Diese Möglichkeit bietet der Erlass des Ministeriums für Arbeit, Soziales und Integration vom 23. Februar 2021.

 

Hierzu erfolgt im Vorfeld eine Absprache mit dem Elternkuratorium und dem örtlichen Träger der öffentlichen Jugendhilfe.

 

Uns ist bewusst, dass solche Verkürzungen der Öffnungszeiten Sie, sehr geehrte Eltern, erneut vor große Herausforderungen stellen.

 

Sie können aber auch sicher sein, dass wir vor Antragstellung alle Möglichkeiten zur Sicherung der Betreuungszeiten abwägen.

 

§ 2 Absatz 4

 

Sollte es aufgrund von personellen Situationen und auf die aktuelle Pandemie zurückzuführenden Infektionslagen zu Einschränkungen der Betreuungs- und Öffnungszeiten kommen, sind diese mit dem örtlichen Träger der öffentlichen Jugendhilfe abzustimmen. Die Elternkuratorien sind unverzüglich über diese befristeten Maßnahmen zu informieren.

 

Die Gründe sind vielschichtig. Die größte Herausforderung ist das vermehrte Auftreten von Corona-Infektionen bei Kindern und die damit verbundenen Quarantäneanordnungen, die für Kinder und Personal gelten.

 

Personalersatz aus anderen Einrichtungen ist auf Grund der Festlegungen im Hygieneschutzkonzept nicht möglich.

 

 

 

Sehr geehrte Sorgeberechtigte,

 

die angekündigten Schnelltests für die Kinder treffen nach und nach ein und werden Ihnen durch unser pädagogisches Personal ausgehändigt.
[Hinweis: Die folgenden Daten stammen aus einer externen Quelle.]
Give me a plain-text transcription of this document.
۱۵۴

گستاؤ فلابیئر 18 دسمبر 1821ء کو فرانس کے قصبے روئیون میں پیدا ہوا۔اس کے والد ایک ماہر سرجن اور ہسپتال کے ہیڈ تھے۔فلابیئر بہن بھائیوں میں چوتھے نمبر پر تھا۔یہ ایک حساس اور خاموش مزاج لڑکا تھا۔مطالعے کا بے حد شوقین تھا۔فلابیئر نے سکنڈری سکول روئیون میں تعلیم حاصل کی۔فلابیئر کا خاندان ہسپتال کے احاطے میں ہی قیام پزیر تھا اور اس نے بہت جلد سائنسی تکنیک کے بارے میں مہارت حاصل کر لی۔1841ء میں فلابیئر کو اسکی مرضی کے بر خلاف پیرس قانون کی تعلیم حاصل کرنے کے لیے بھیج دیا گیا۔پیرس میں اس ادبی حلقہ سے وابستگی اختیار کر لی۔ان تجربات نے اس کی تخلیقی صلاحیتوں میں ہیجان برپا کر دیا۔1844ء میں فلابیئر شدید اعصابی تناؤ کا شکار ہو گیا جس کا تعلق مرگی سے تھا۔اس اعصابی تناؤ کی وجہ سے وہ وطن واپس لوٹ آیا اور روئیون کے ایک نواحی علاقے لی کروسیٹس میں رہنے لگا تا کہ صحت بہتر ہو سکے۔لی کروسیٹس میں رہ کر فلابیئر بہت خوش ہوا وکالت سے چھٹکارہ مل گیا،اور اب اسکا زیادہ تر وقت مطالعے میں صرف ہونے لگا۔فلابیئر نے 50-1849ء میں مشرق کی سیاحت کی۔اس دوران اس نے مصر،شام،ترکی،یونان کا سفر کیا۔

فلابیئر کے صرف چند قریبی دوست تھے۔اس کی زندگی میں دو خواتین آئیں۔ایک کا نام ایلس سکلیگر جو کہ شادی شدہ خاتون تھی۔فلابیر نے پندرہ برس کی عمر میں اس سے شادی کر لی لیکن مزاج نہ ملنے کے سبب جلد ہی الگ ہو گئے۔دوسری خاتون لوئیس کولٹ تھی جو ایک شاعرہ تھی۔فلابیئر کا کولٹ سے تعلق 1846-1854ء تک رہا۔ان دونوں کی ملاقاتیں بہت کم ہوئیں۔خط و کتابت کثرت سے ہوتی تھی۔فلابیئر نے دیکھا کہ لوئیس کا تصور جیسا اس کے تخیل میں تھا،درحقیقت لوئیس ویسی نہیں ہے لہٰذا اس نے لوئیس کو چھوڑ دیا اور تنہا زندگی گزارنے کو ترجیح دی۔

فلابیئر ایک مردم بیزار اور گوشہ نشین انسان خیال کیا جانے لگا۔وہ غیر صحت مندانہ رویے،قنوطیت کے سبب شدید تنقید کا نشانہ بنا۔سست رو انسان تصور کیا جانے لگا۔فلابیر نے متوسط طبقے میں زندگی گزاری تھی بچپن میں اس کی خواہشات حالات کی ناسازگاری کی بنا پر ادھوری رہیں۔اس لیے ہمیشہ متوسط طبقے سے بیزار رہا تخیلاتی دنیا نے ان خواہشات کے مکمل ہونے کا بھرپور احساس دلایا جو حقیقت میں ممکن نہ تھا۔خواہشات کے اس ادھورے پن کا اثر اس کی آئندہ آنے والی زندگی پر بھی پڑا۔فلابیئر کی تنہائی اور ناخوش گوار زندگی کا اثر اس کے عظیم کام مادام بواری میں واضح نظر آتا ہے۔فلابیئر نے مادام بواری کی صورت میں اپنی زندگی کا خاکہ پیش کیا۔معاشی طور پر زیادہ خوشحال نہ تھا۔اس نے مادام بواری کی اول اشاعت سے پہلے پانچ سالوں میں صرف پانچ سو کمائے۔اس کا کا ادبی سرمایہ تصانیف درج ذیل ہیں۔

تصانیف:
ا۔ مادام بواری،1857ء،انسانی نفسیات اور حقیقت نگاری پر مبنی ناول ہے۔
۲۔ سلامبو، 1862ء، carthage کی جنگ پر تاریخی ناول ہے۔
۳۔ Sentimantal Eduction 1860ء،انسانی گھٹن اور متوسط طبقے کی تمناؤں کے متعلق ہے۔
Im § 1 Absatz 3 im 11. Erlass sind Regelungen zu den Testungen getroffen.

 

Es besteht für Ihre Kinder danach keine Testpflicht. Aber wir sollten gemeinsam alles dafür tun, die Pandemie endlich einzudämmen. Auf unserer Internetseite finden Sie die Anleitung zur Nutzung der Tests.

 

Ein großer Teil unserer pädagogischen Fachkräfte hat inzwischen die 1. Impfung gegen das Coronavirus erhalten.

 

 

 

Sehr geehrte Mitarbeiterinnen und sehr geehrte Mitarbeiter,

 

vielen herzlichen Dank für die große Impfbereitschaft. Danke, dass Sie Samstag und Sonntag in die Impfzentren gefahren sind, um am Montag wieder für die Kinder da sein zu können.

 

Das ist Ihr sehr persönlicher Beitrag zur Eindämmung der Pandemie.

 

Ein Jahr begleitet uns das Coronavirus inzwischen schon und nimmt sehr großen Einfluss zum einen auf Ihr privates Leben und eben auch auf Ihre Arbeit mit den Kindern.

 

 

 

Sehr geehrte Sorgeberechtigte, werte Mitarbeiterinnen und Mitarbeiter,

 

wir wünschen Ihnen und uns eine baldige Rückkehr zur Normalität. Der Weg dahin führt nach jetzigem Stand nur über intensives, freiwilliges Testen und vermehrtes freiwilliges Impfen.